Allah kendisine geniş (çapta zenginlik) ve her sınıf maldan verdiği diğer bir kimse de getirilir. Allah buna da (verdiği) nimetleri (ayrı ayrı) anlatır. O kimse de bu nimetleri bilir. (Hatırlar) Allah Teâlâ:

- Bu nimetlerin arasında bulunurken ne (gibi hayırlı) iş yaptın? buyurur. Kul:

- Sevdiğin yollardan rızan için harcamadık bir iş bırakmadım, der. Cenab-ı Hakk:

- Yalan söylüyorsun. Fakat sen  bunları sana "Cömert" denilmesi için yaptın. Bu söz de söylendi. Sonra Cenab-ı Hakk emreder bu kimse de yüzüstü sürüklenerek ateşe atılır.» (Müslim)

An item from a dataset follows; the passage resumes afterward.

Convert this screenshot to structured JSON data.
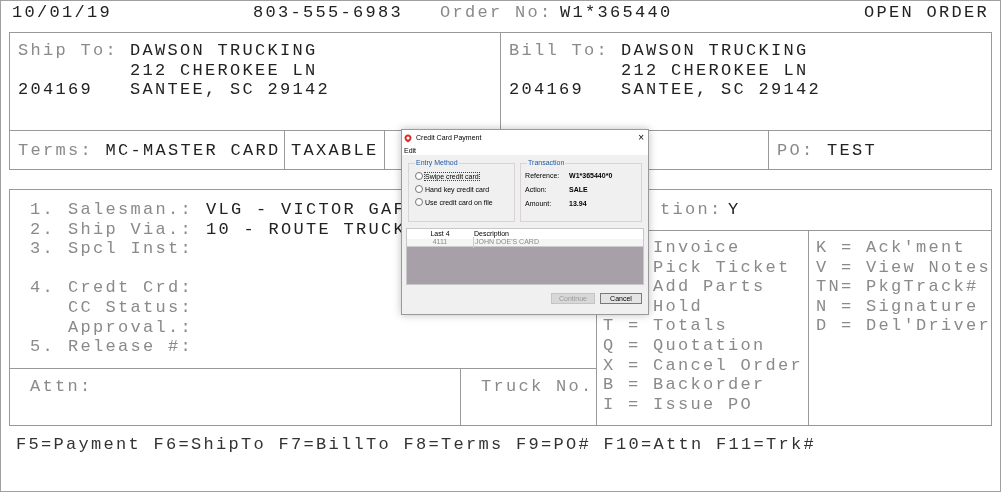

İmam Gazalî riyânın sebeblerini üç bölümde toplamıştır:

1- Emin bir kimse olarak tanınıp bir makam ve mevkiye yerleşmek, çok büyük maddî imkanlar elde edeceği bir imkana sahip olmak. Yahut gayesi bir kötülük irtikap etmek olduğu hâlde takva sahibi olduğunu telkin etmek için yapılan riyakârlık.

Bu çeşit riyâ, Allah'a taat kötülüklere merdiven yapıldığı için riyâların en kötüsüdür.

2- Başkalarına kötülük etmek veya kötü amellerde bulunmak kastıyla değil de, bir kısım dünya menfaatı elde etmek için yapılan riyâdır. Bu da birinciye göre hafif olmakla beraber mezmumdur.

3- Ne mal ve makam ve ne de bir dünya zevki için değil de kendisine sâlih, zâhid kişi denilsin diye yapılan riyadır. Bu sebebten bu gibi kişiler de yaptıkları hayırları ve ibadetleri diğer insanlara duyurup göstermek isterler.

Riyânın ilacı ihlastır. İhlas: Yapılan her işi, amel ve ibadeti yalnız Allah'ın rızasını gözeterek samimiyetle yapmaktır.

İhlasın meyvesi ihsandır. İhsan: «Allah'ı görür gibi ibadet etmendir. Sen onu göremiyorsan da o seni görüyor.»